Hello,
After a power outage on Christmas Eve which forced two database servers and all
the network switches in one of our offices to re-boot, our laptop clients in
that office can no longer connect to one of the AFS servers hosted in the same
office.
I am leaning towards the possibility that it is a network problem instead of an
OpenAFS service problem because:
1. Remote offices can access the full AFS space, including those volumes
hosted on the re-booted servers.
2. Between the servers there is no access problem. Nothing wrong with the
result of "bos status", "rxdebug" or "udebug". "fs checkservers" show that all
servers are running.
3. On the problematic laptops "fs checkservers" show that "All servers are
running".
4. On the problematic laptops "bos status afssrv1" returns a message:
"bos: failed to contact host's bosserver (communications failure (-1))."
But on the servers both in that office and in the remote offices, the same
command shows that all services are up:
"Instance ptserver, currently running normally.
Instance vlserver, currently running normally.
Instance buserver, currently running normally.
Instance upserver, currently running normally.
Instance backupusers, currently running normally.
Auxiliary status is: run next at Tue Jan 8 04:00:00 2019.
Instance dafs, currently running normally.
Auxiliary status is: file server running."

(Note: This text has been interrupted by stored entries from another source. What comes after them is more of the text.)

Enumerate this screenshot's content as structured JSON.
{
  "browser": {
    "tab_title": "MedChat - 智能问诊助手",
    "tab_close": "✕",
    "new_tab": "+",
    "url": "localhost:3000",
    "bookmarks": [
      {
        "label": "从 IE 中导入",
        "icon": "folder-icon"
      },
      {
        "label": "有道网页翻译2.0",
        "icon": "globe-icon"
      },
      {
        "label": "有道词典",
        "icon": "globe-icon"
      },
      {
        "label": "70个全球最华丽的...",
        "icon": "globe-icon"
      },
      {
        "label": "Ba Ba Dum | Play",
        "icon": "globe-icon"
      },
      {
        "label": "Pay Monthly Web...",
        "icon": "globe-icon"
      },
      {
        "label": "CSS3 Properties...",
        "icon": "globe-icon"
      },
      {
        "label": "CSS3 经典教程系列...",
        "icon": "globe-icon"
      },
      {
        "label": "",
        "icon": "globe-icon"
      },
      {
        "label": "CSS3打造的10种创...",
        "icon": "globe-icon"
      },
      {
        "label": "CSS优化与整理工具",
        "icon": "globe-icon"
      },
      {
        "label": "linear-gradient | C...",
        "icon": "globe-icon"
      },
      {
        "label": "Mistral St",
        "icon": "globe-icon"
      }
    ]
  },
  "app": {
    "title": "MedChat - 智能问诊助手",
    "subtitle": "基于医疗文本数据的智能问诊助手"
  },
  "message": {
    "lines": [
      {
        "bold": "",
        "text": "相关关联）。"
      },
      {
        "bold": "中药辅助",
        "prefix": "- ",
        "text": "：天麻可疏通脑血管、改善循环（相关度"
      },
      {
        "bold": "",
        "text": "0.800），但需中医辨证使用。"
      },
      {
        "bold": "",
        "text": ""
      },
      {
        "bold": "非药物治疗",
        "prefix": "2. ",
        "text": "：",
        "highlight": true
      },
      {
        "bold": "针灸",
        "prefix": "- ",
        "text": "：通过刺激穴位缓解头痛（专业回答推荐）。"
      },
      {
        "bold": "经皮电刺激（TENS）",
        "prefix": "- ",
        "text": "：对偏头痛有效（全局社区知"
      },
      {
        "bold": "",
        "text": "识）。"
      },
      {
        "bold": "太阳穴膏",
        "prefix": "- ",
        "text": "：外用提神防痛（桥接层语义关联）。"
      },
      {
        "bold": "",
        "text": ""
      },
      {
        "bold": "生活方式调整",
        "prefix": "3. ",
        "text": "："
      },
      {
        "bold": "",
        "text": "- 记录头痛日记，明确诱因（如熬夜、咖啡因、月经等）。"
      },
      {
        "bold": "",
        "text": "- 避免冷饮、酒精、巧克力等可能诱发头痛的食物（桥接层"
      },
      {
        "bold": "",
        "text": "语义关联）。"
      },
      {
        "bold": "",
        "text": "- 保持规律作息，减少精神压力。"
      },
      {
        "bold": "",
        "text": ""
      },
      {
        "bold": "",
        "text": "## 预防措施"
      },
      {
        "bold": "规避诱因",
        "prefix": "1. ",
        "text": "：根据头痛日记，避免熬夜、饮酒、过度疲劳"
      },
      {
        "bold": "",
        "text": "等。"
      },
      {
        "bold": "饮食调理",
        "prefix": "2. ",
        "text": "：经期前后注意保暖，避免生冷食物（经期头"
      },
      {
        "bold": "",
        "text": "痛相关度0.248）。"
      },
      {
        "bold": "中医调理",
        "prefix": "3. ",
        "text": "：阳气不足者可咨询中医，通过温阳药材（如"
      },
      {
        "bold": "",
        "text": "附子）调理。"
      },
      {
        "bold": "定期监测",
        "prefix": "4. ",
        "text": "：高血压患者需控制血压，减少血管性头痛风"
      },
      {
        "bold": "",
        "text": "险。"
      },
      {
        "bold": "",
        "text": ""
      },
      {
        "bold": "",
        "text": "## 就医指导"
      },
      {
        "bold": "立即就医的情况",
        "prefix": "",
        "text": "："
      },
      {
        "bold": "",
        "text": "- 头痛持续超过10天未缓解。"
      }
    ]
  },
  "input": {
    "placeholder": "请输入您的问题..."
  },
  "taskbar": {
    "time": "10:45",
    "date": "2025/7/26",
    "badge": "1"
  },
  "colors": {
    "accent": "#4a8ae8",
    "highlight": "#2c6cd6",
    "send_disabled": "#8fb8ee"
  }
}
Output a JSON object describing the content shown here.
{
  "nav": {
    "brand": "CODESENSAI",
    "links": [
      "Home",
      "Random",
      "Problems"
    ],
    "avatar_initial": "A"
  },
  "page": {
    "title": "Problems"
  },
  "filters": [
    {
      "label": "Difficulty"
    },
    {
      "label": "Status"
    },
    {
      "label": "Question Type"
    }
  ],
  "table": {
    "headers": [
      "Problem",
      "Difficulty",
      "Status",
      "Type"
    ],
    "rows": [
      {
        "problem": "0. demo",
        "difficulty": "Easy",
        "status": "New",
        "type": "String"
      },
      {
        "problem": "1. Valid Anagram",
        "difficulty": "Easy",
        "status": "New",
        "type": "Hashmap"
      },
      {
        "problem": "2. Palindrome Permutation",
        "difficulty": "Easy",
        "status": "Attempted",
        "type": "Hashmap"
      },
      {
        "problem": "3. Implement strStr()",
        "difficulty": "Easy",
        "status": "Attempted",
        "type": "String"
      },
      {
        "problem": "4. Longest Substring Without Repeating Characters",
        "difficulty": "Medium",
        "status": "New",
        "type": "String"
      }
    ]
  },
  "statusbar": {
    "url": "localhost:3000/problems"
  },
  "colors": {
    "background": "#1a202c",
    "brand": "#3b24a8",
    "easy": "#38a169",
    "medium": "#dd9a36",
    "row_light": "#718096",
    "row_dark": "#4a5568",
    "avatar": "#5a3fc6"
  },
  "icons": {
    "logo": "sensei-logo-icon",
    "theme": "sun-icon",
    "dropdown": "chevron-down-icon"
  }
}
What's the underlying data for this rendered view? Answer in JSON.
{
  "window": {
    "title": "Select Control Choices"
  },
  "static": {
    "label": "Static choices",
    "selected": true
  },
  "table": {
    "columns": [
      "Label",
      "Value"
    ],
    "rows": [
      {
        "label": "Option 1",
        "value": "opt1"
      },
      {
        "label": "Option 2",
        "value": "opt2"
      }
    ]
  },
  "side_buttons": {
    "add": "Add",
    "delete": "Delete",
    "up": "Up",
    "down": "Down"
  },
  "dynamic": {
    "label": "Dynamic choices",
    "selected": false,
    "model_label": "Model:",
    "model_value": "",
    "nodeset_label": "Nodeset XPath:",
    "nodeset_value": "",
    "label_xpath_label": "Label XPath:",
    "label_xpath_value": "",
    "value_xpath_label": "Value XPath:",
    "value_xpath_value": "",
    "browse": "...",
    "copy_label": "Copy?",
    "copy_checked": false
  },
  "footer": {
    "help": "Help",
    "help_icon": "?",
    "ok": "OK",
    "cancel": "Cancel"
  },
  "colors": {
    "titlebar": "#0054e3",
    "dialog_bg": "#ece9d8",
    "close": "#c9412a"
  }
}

1. On the problematic laptops "rxdebug afssrv1 -port 7000" returns *normal*
output, for example:
"Trying 10.12.8.33 (port 7000):
Free packets: 2073/6357, packet reclaims: 3, calls: 81, used FDs: 36
not waiting for packets.
0 calls waiting for a thread
125 threads are idle
1 calls have waited for a thread
Connection from host 10.9.119.50, port 7001, Cuid ae06e5b3/70fe0104
serial 12, natMTU 1344, security index 0, client conn
call 0: # 4, state dally, mode: receiving, flags: receive_done
call 1: # 0, state not initialized
call 2: # 0, state not initialized
call 3: # 0, state not initialized
Connection from host 10.12.4.74, port 7001, Cuid ae06e5b3/70fe0114
serial 21, natMTU 1344, security index 0, client conn
call 0: # 7, state dally, mode: receiving, flags: receive_done
call 1: # 0, state not initialized
call 2: # 0, state not initialized
call 3: # 0, state not initialized
Done."
I do not administer the network. Can I have some advice on how to futher debug
the connection problem? Which udp port does the command "bos status" use?
Thank you!
Best regards,
========================================
Ximeng (Simon) Guan, Ph.D.
Associate Principal Engineer
Royole Corporation
48025 Fremont Blvd, Fremont, CA 94538
========================================